Does this mean all investors should avoid Sovereign Gold Bonds? No. They should first define their need.
- For immediate use: the answer is obvious. Buy physical gold or jewellery.
- For future use (e.g. accumulating gold for a marriage).
- If the need is more than 10Y away, a normal mix of equity and fixed income should suffice.
- If the need is 8-10Y away, you can buy Sovereign Gold Bonds.
Why? Sovereign gold bonds offer a tax-free, risk-free way to accumulate gold as long as your future gold purchase is more than eight years away*. You also get 2.5% interest (taxable as per slab) on the initial gold value as a “thank you for reducing gold imports(temporarily)” gift from the govt.
This is risk-free because the bond tracks the price of 24-carat gold, and at any given time and after eight years, one could buy 22-carat jewellery. * These bonds cannot be sold in the middle of the tenure unless you are willing to take a loss. So if you want to buy jewels after 10 years, buy the bonds for the first eight years and then hold cash or buy the gold asap.
- If you wish to include gold for diversification, then the gold instrument has to be liquid. You will need to buy and sell freely without loss. Sovereign Gold Bonds are not suitable for this. Those familiar with ETFs can choose a liquid ETF like Nippon India ETF Gold BeES or use a Gold fund (a fund of fund that invests in a gold ETF).
- One could argue that gold is not necessary for a long-term portfolio and effective management is possible with stocks and bonds. Also, see: How much gold in my portfolio will protect against a market crash?

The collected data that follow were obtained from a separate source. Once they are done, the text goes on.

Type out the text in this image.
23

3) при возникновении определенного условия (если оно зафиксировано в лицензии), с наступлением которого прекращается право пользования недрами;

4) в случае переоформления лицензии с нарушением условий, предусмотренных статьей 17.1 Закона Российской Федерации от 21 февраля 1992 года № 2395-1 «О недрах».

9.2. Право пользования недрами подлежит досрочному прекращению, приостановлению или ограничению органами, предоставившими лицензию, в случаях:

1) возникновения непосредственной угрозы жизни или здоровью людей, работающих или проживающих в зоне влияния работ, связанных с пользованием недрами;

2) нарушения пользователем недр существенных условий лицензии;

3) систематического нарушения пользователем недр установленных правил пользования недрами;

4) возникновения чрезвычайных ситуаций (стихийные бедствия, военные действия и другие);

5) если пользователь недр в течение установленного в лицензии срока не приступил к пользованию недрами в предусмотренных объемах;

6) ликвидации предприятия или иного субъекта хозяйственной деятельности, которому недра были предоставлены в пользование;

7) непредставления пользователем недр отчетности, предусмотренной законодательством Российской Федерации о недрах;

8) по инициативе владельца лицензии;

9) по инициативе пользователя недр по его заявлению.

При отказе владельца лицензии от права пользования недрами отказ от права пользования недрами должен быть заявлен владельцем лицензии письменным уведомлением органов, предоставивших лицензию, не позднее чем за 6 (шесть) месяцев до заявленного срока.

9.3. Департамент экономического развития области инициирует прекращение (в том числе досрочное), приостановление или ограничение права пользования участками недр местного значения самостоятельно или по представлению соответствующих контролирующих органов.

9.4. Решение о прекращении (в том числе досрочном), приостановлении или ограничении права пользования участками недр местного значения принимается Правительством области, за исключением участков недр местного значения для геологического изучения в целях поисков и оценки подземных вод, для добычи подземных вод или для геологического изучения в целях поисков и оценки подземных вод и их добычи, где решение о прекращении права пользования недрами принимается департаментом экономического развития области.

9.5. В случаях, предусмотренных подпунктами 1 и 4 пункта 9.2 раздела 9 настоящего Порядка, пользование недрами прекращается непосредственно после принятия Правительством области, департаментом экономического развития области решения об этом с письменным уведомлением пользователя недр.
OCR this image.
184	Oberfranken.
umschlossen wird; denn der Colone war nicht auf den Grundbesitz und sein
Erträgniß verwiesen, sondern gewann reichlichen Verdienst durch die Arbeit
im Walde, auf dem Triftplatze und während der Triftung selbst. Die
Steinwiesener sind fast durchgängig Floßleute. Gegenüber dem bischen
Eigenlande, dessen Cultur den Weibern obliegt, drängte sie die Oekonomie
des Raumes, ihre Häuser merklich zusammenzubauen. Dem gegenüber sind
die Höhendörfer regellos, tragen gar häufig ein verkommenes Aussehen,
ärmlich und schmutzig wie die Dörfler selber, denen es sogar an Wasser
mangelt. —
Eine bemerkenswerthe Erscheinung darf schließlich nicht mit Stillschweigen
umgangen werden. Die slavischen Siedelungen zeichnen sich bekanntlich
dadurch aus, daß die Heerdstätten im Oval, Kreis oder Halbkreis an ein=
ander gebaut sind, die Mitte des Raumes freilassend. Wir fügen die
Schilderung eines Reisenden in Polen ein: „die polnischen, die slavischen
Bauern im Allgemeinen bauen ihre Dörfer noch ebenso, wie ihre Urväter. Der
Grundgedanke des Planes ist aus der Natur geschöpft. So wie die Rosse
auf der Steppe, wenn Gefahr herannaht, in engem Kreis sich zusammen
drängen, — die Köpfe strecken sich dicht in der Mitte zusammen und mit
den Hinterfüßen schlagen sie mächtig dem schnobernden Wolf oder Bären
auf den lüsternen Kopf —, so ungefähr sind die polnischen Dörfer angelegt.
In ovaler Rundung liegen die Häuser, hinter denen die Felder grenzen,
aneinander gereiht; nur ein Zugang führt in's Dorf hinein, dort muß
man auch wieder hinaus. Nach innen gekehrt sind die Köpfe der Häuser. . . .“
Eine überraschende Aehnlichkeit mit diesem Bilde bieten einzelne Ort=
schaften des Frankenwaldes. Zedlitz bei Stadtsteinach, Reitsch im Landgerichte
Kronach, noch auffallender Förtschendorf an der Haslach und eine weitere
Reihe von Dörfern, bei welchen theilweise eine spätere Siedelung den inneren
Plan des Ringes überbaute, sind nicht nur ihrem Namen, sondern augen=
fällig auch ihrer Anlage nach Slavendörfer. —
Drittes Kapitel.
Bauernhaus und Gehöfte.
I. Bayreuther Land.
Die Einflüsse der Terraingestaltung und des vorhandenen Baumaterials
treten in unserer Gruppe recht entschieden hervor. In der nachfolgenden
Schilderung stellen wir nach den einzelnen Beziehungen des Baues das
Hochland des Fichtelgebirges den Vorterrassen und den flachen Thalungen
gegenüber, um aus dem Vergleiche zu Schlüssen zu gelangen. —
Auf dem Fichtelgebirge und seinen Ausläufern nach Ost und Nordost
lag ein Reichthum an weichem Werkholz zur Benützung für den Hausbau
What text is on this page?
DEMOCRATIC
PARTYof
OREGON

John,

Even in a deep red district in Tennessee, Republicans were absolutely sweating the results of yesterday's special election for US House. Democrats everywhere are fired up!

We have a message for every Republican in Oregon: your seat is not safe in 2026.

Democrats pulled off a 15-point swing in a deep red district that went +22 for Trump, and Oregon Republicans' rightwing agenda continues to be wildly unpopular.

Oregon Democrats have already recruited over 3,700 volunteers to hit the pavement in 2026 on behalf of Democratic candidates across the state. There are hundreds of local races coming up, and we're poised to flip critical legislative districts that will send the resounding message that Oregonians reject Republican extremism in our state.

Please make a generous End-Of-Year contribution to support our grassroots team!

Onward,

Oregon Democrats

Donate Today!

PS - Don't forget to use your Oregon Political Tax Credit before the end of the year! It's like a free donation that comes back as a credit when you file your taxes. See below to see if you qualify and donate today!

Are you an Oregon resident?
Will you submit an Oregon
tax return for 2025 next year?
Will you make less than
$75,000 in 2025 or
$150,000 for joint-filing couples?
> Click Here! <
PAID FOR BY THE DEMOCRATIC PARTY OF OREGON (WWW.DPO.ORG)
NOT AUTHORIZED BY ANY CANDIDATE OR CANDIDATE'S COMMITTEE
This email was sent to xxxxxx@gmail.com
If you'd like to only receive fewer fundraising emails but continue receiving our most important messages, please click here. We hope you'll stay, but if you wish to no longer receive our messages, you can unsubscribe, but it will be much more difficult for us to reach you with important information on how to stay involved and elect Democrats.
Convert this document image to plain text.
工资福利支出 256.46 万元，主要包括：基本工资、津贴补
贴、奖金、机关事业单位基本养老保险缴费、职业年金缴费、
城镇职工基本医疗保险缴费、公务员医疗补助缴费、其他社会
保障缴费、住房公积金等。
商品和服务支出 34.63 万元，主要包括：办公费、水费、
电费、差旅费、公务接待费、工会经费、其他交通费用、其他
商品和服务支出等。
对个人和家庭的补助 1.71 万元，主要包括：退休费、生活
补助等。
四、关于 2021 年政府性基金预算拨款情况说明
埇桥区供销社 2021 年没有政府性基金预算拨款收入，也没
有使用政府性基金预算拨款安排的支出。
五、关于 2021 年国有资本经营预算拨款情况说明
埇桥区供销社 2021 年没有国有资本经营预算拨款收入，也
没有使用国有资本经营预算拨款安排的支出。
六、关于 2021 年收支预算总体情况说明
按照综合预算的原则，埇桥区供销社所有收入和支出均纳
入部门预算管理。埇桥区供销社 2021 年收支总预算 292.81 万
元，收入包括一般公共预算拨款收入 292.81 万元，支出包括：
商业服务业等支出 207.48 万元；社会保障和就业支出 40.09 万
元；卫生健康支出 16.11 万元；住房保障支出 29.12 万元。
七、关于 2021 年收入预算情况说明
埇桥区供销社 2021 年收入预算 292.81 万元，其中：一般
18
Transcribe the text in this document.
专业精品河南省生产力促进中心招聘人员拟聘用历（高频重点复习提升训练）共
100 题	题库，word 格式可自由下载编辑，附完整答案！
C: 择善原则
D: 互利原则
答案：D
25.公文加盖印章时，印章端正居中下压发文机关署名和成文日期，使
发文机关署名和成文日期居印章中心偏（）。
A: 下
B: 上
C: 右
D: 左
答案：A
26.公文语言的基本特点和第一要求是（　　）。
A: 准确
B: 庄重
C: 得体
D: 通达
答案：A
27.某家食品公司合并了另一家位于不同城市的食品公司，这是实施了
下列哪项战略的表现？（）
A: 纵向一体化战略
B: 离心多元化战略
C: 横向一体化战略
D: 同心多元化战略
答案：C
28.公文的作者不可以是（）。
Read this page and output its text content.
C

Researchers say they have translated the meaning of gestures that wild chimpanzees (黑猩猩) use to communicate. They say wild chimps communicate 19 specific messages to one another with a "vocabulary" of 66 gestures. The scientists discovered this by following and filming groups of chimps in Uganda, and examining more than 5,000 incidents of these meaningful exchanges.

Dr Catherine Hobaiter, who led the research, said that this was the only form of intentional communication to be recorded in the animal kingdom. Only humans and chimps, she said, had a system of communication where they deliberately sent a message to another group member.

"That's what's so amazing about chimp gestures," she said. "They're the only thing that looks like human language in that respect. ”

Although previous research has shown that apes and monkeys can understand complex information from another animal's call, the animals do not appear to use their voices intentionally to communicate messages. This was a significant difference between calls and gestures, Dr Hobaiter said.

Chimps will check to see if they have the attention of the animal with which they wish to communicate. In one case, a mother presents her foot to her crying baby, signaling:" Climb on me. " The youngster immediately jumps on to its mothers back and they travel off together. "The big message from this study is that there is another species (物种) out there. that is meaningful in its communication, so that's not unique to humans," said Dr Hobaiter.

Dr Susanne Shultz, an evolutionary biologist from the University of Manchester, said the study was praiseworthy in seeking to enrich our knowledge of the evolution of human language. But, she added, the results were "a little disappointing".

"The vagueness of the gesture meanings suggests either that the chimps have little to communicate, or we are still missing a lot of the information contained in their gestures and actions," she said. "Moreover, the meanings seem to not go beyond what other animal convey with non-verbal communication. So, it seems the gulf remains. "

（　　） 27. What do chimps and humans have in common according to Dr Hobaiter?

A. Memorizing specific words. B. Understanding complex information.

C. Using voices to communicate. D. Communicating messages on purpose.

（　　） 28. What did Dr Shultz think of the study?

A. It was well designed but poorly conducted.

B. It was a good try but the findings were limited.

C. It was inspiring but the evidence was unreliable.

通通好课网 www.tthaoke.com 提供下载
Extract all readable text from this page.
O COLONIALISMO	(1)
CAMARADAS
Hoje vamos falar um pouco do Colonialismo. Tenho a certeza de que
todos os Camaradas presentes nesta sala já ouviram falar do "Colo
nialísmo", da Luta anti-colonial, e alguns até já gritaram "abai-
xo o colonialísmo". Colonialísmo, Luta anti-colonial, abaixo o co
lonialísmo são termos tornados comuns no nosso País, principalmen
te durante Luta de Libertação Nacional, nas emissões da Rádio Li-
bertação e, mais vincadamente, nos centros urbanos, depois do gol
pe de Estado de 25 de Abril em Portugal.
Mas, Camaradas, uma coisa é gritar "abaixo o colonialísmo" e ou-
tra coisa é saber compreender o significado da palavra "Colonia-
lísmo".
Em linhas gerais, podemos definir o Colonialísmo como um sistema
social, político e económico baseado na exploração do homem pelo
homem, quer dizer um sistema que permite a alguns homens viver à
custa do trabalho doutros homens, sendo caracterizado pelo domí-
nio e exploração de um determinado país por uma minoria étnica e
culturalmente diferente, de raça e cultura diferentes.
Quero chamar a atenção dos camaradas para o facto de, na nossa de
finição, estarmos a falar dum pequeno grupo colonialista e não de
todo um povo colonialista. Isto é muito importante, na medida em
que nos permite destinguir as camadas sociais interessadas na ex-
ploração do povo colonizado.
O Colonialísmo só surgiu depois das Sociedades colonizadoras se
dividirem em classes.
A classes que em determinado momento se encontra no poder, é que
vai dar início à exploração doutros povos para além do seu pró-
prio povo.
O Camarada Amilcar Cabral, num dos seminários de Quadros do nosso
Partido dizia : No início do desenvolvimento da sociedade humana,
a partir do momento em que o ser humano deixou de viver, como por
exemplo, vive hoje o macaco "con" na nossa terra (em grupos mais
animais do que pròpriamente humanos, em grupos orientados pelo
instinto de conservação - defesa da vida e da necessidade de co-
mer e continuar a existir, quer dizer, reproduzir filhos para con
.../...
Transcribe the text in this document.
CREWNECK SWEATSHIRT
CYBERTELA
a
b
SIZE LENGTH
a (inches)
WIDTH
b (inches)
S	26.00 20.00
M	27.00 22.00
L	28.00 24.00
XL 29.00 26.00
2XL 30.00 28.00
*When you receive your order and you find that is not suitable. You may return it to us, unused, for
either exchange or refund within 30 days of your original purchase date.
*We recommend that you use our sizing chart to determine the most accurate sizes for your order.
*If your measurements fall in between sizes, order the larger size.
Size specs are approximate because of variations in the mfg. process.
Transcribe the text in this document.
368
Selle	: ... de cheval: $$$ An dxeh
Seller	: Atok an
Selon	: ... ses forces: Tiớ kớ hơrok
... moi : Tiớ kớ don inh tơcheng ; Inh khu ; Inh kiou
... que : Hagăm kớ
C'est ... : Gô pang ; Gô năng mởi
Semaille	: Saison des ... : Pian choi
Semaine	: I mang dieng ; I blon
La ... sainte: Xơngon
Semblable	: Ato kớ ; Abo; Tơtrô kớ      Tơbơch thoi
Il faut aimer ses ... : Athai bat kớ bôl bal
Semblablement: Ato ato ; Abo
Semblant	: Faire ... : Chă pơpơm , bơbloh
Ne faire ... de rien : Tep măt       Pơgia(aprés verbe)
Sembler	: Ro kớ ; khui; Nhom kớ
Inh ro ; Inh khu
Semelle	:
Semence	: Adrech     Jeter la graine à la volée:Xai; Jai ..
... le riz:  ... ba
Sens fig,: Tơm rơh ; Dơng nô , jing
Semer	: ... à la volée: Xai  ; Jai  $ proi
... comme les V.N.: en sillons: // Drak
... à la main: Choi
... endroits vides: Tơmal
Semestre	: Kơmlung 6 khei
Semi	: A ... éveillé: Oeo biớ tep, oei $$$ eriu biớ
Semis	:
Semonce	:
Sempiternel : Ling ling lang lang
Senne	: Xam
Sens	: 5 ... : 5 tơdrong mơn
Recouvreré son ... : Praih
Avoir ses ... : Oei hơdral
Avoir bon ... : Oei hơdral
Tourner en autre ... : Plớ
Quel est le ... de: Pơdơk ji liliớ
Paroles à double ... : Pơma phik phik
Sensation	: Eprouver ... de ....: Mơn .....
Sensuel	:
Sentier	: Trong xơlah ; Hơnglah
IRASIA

- Sovereign Gold Bonds are also unsuitable for tactical exit and entry in gold. This will again need ETF and gold and a strategy. See for example: Is this a good time to buy gold? A tactical buying strategy for gold
Therefore we recommend that investors eyeing Sovereign Gold Bonds first define their requirements clearly. If they want to “get some returns” from gold or use it as part of a diversified portfolio, then these bonds are not suitable. We recommend using them only if you have a future need (about 8-10Y away) to buy gold jewellery.